Ethanol is a carbohydrate and a food, and as such is broken down in the body by a complicated metabolic process. Ethanol becomes acetaldehyde, then acetic acid and then carbon dioxide and water. This cycle (the Krebs cycle) is very delicate, and if it is upset, toxic acetaldehyde can remain in the system. Studies have shown that acetaldehyde is present in excess during the hangover period. Chief among the substances which can upset the Krebs cycle are chemicals called congenerics. Over 100 have been identified. They are by-products of fermentation and maturing processes and give the characteristic flavour to various drinks. Some drinks contain more congenerics than others, and here we may have the scientific origin of the widespread belief that certain drinks are more likely to leave you feeling ghastly.

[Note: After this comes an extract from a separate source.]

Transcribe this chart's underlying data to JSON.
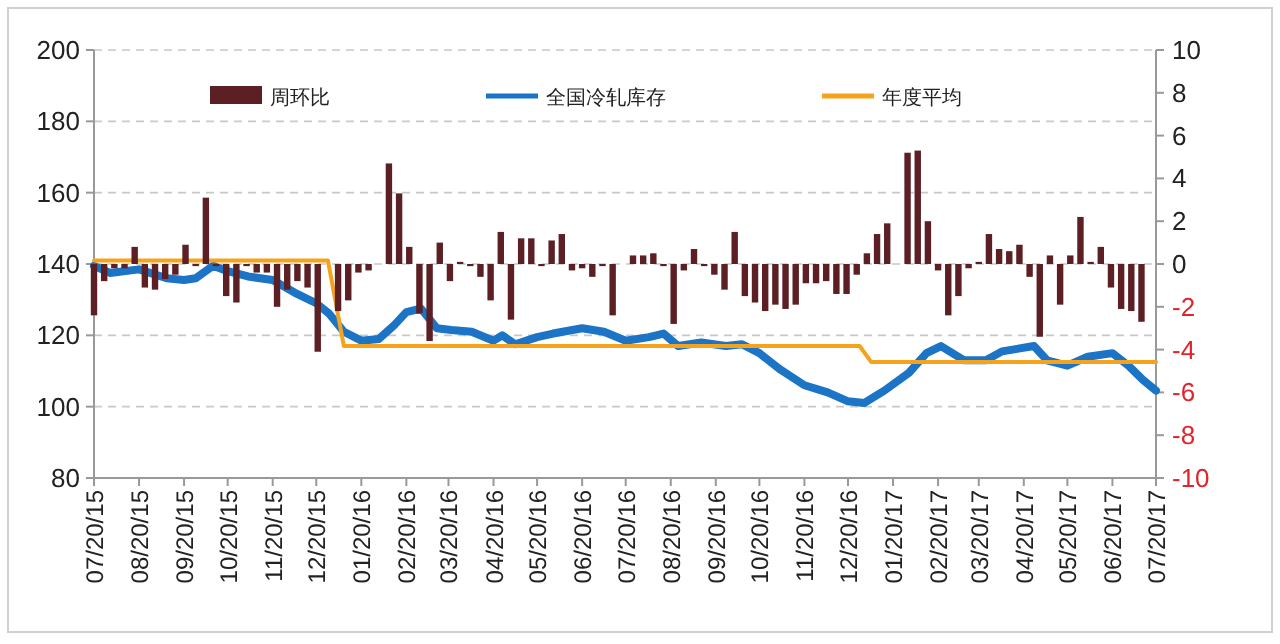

My 'Book of Lists' gives a table of popular drinks in descending order of their percentage of congenerics. It goes like this: bourbon whiskey, malt Scotch whisky and rum, brandy, blended Scotch whisky, wine and gin, beer and vodka. Experiments in which willing volunteers drank to excess, showed that hangovers were at their worst after bourbon whiskey, followed by ordinary whiskies, brandy and rum, and least with spirits like vodka. It seems pretty conclusive: the more congenerics, the bigger the hangover.

So the first anti-hangover tip could be to drink only vodka at The Big Party. Second is the well-known full stomach philosophy. Anything bulky, fatty and oily tends to slow the rate at which alcohol gets into the bloodstream and gives it more time to be eliminated. The ancient Romans took a small glass of olive oil before a major Saturnalian orgy of drink, and they knew a thing or two about excess. Others swear by a glass of milk or a plate of mashed potatoes and butter. In Italy you can go to the chemist and buy 'Tiase' tablets, which replace your lost liver salts before you lose them. You take them when you know there's a night of drink ahead.There is not much more that can be done before drinking. The next part of the anti-hangover campaign starts after being dumped home in the small hours by the sullen, sober member of the party who was elected the designated driver.

You should now - God help you - go for a brisk walk around the block, breathing in lots of fresh air, but this is probably too much to ask. It would help to sober you up, stop the ceiling from slowly rotating after you've got into bed, plus the blast of oxygen will undoubtedly reduce the depth of the following morning’s hangover. You could try drinking lots and lots of cold water. Alcohol dehydrates the body and you might as well start putting the water back. Tablets of vitamin A and C are said to be beneficial, possibly because they aid the Krebs cycle of breaking down the acetaldehyde. Salt tablets also help some people. Whatever you do, don’t take sleeping pills. It says on the leaflet, 'after ingestion of alcohol, these tablets can produce prolonged and heavy sedation'. You might never wake up.

And so to bed. In the morning there's a small army of men with jack-hammers inside your skull. The pale winter sunshine is as bright as a supernova; the rustle of a newspaper is like the starting grid of a formula one race; the ringing of the telephone (wrong number) makes the roof rattle. All precautions have failed - you have a hangover. There are instant remedies by the dozen. Black coffee, a serious hit of carbohydrates, a beaten raw egg, Solpadeine, or for the stout of liver, another drink. That works, but you're just postponing the hangover. Kingsley Amis once recommended the vigorous performance of the sexual act, (he must have been joking). My own remedy is to sleep for as long as I can, family permitting. If it's a day off after the party I suggest you do the same. Time is the best healer - at least, until the next party.